Assim como vocês nós amamos os textos da Mayara, recentemente ela escreveu duas vezes sobre relacionamento e foi um total sucesso. Primeiro ela contou que ser solteira não é defeito e depois falou brilhantemente sobre pé na bunda. Hoje ela veio falar de um assunto diferente, algo que estava rondando a cabeça dela e mais uma vez achamos que valia muito a pena compartilhar!
Eu tenho uma quedinha por Hollywood. Minto, eu sou apaixonada/louca/doida por Hollywood. Amo o letreiro, os estúdios de filmagem, as calçadas e… as celebridades. Mas quem não ama Hollywood e todos os seus filhos? Acho que consigo contar nos dedos quantas pessoas na minha vida não se interessam por isso.

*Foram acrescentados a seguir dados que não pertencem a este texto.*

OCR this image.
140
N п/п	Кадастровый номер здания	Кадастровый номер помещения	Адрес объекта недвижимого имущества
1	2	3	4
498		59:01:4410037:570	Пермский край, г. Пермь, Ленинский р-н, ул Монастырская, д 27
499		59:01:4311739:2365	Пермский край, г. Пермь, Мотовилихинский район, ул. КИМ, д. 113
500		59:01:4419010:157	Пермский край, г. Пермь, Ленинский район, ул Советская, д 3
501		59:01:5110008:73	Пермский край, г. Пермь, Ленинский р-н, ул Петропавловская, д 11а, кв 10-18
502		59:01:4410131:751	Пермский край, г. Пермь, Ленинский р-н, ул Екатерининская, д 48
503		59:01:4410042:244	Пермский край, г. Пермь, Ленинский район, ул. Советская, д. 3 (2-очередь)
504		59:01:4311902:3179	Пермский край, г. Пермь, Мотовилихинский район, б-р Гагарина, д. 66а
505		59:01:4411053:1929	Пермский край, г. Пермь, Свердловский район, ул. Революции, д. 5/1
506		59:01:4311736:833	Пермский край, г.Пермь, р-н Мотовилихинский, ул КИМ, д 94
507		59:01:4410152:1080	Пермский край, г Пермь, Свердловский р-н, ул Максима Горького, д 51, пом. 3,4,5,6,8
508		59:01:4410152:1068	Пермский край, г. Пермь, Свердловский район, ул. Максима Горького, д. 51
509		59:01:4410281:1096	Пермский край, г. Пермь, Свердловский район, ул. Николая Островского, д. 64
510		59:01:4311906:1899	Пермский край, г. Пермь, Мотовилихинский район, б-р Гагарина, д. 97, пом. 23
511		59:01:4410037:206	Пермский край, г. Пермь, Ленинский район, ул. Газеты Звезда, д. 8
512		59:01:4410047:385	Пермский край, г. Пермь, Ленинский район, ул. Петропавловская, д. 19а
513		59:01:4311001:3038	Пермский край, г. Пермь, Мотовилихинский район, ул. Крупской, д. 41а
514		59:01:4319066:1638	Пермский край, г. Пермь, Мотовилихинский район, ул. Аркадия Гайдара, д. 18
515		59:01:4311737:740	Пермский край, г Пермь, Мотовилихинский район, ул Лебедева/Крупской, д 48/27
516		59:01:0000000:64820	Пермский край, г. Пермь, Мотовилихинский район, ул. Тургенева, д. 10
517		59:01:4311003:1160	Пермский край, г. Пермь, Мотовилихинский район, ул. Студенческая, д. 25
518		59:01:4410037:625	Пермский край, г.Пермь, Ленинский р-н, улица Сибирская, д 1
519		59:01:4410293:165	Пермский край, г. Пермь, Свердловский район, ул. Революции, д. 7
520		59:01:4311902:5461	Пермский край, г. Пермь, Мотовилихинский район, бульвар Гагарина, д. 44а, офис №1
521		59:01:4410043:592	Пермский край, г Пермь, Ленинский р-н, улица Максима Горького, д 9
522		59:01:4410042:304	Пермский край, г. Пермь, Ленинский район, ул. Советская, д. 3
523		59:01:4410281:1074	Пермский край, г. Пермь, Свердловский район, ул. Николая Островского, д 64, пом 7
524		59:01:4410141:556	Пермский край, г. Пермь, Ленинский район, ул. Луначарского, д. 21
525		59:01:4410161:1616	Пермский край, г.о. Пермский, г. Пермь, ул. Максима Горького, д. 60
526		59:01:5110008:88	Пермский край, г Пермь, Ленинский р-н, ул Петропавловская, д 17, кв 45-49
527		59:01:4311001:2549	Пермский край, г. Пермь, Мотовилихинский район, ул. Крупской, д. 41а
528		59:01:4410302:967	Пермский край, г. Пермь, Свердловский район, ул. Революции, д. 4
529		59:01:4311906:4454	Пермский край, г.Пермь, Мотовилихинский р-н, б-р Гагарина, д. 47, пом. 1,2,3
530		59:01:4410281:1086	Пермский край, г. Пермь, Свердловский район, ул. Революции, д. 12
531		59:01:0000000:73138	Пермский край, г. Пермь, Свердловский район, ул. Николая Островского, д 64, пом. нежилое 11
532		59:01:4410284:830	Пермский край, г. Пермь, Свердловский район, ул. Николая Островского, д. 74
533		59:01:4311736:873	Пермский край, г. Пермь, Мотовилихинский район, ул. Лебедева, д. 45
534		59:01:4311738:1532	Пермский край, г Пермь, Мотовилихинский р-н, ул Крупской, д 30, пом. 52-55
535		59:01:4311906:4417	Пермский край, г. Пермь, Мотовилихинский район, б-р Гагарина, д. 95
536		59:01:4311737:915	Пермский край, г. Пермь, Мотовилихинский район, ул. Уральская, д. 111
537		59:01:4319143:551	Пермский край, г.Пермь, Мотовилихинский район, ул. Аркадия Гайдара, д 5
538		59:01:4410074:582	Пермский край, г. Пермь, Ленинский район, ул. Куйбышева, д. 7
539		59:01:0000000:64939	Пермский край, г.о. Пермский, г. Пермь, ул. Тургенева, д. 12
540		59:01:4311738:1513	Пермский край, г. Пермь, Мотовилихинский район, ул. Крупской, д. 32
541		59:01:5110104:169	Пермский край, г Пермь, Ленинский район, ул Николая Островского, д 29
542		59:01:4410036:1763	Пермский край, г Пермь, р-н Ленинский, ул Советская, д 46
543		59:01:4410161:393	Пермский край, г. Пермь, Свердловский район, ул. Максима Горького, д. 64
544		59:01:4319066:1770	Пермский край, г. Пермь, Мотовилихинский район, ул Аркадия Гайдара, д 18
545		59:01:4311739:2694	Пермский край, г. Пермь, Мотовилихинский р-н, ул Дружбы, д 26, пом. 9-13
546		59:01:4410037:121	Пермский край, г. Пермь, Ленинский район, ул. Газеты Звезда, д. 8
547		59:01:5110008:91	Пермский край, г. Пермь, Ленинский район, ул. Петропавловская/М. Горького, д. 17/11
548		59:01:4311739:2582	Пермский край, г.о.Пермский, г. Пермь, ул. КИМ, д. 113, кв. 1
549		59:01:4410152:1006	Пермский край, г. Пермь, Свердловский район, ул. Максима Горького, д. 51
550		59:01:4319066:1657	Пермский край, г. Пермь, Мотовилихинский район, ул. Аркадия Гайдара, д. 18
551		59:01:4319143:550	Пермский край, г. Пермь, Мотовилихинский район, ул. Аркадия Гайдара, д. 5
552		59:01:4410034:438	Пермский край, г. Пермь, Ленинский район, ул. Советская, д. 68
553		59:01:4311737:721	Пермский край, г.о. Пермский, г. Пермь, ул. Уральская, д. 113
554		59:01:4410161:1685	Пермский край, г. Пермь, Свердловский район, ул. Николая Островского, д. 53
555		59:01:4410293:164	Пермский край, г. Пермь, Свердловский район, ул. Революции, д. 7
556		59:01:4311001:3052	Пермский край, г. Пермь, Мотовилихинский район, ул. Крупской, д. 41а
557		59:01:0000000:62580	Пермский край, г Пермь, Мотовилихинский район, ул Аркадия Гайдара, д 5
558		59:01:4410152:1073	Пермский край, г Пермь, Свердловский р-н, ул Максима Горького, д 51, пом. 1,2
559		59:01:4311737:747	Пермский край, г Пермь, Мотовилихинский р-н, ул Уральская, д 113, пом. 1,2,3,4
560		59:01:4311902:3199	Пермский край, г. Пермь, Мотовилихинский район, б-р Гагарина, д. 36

Talvez eu me interesse um pouquinho demais. Vejam bem, meu cachorro chama Oscar. Não é uma coincidência, eu sempre quis ganhar um Oscar, só nunca imaginei que ele viria na forma de um pug e não de uma estatueta de ouro. Eu sou dessas que sabe o nome do marido, da filha e do papagaio da atriz X. Sou dessas que sabe soletrar de cor o nome daquele ator que fez o cowboy gay e que chorou quando o outro cowboy gay morreu na vida real. Eu tenho uma lista negra de celebridades (você está nela, atriz de uma expressão só que namorou lobos e vampiros). Também sei os nomes de todas as irmãs daquela moça com bumbum avantajado que hoje é casada com aquele moço que se ama mais do que tudo. Sei que elas não são “material Hollywood”, mas são consideradas celebridades e é das celebridades que estou falando. E quer duas coisas mais atreladas que celebridade e fofoca? Elas andam juntas, de mãozinhas dadas, quase num abraço apertado.
Mas e quando as fofocas passam dos limites? Não deveria existir um limite? Pergunto isso, porque só hoje apareceram uns dez posts na minha timeline sobre a babá-que-não-deve-ser-nomeada e eu parei para pensar: digamos que todos os boatos sejam verdadeiros, que rolou traição, que famílias foram separadas e que essa moça está realmente atrás dos 15 minutos de fama. Não é um pouco bizarro dar espaço para isso na mídia? Não digo falar da separação de um casal famoso, acho que um dos lados negativos (bem negativos ao meu ver) de ser uma celebridade é ter uma notícia dessas estampada na capa de todas as revistas do país. Estou falando de dar ibope para essa pessoa cuja vida não é pública e alimentar fofocas “ruins”.
Realmente importa saber o que aconteceu para o casal se separar? Importa mesmo ir atrás do suposto pivô, saber “cinco curiosidades sobre ela”, ou qual carro ela comprou ou deixou de comprar? Eu sei que esse tipo de fofoca vende, porque as pessoas são curiosas. Mas é um tipo de fofoca que machuca, que toca em feridas recém-abertas e que, na minha opinião, traz benefício apenas para a dita cuja, que conseguiu a suposta sonhada fama. Até eu que sou a louca das celebridades, sou a favor de limites. Acho que existem fofocas inofensivas e fofocas maldosas. Que tal tentar evitar, ao máximo, a segunda opção?
Ou realmente precisamos saber em que estado aquele comediante foi achado morto um ano atrás? Ou precisamos discutir incansavelmente se aquela atriz é ou não é lésbica? Precisamos saber mesmo quem entrou na rehab essa semana e qual o motivo? A vida de alguém ia mudar se uma foto confirmasse o boato que uma ex-princesa estava namorando um milionário? Eu me recuso a dar ibope e levar as fofocas ruins a diante.